Said coach Joel Quenneville: “I think we ended it on a positive note. With Nick’s situation, be excited where you’re going to be at going forward and keep getting better.”
Leddy said the playoff run was still a valuable experience.
“You learn things every year, game in and game out,” Leddy said. “I didn’t play a lot, but we won the Stanley Cup and it’s all about the team. It’s very exciting [that the Hawks want him back]. The city’s unbelievable, and the fan base is, bar none, the best.”
What’s your vector, Viktor?
Another player who saw his ice time decrease in the playoffs is winger Viktor Stalberg, who certainly sounded Thursday like a man who had played his last game in a Hawks uniform. Twice benched by Quenneville during the postseason — at the start of series against the Red Wings and Bruins — Stalberg said he wants a chance to play as a top-six forward getting major minutes. That’s unlikely to happen with the Hawks.
“Over the last three years, I showed I deserve to play maybe more than at times I got an opportunity to here,” Stalberg said. “That’s how it is. You’re on one of the best teams, and you have some of the best players in the world in front of you. That’s great, but maybe at some point in your career you want to see what else is out there, and what role you can get, and see how good you can allow yourself to be.”
Stalberg also said “I love it here” and wouldn’t rule out a return completely. He has yet to speak with his agent or Bowman.
“I didn’t take the conversation last night at the bar, let’s put it that way,” he said laughing.
Weighing their options
Marcus Kruger, Michal Handzus and Michal Rozsival have expressed interest in returning to the Hawks. Kruger is a restricted free agent while Handzus and Rozsival are unrestricted.

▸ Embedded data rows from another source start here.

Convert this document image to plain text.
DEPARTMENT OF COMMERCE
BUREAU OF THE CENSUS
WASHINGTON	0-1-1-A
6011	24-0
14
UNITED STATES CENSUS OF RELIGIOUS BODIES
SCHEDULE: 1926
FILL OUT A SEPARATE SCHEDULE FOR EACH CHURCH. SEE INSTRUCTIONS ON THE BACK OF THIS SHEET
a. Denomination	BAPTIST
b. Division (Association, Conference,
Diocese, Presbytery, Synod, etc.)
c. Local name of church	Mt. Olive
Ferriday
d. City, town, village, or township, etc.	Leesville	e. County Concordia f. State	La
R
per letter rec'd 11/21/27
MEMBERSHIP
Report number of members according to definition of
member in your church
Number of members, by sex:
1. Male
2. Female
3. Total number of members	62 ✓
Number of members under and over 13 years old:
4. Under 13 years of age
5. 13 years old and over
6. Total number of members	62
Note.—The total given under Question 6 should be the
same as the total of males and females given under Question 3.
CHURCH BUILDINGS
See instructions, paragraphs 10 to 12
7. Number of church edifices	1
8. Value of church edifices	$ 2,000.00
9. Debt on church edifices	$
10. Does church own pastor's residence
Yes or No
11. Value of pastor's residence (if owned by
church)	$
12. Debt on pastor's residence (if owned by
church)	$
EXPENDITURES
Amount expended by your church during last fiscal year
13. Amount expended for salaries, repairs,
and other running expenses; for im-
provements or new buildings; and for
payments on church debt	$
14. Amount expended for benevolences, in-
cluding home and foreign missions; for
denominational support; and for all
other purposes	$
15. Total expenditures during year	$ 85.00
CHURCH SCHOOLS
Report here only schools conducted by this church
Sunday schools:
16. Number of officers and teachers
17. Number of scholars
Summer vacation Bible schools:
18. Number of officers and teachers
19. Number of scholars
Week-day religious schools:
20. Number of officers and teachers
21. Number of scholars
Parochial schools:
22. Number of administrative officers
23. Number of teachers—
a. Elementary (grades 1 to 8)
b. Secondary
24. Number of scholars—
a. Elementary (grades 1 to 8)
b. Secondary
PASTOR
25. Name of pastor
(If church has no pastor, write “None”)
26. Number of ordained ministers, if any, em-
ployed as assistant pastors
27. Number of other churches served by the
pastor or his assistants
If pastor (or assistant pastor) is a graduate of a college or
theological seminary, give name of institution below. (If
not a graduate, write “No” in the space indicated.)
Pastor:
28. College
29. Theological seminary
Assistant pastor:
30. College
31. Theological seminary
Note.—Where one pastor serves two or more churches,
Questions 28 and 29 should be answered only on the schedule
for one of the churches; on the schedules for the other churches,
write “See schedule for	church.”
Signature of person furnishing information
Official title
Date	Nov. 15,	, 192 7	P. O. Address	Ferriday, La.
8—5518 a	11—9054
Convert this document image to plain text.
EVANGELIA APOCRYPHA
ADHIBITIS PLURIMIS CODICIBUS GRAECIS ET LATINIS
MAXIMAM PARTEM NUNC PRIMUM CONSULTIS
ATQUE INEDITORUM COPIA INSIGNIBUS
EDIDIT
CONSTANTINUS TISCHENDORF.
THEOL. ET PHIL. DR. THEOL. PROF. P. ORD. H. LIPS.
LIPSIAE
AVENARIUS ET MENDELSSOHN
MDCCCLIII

“I’d love to stay here. I love this place, I love this organization,” Kruger said. “We’ll see if they want me to be here. I’m so glad I got the chance to play here with these guys in this organization. They’ve been top-class in everything.”
After going 17-1, goaltender Ray Emery could command more than the Hawks want to pay a backup. The Hawks also signed Finnish star goaltender Antti Raanta, who could compete for a spot right away.
“Hopefully, he can adjust to North America quickly,” Bowman said. “Something that takes a little bit of time. We’re not trying to rush him into anything.”
Jamal Mayers is considering going out on top, having finally won a Stanley Cup at 38.
“Climbing the mountain and seeing over the top may have changed things a little bit for me,” Mayers said. “That’ll play itself out in the next couple of weeks. But if I do walk away, I can do that as a champion. Not many can say that.”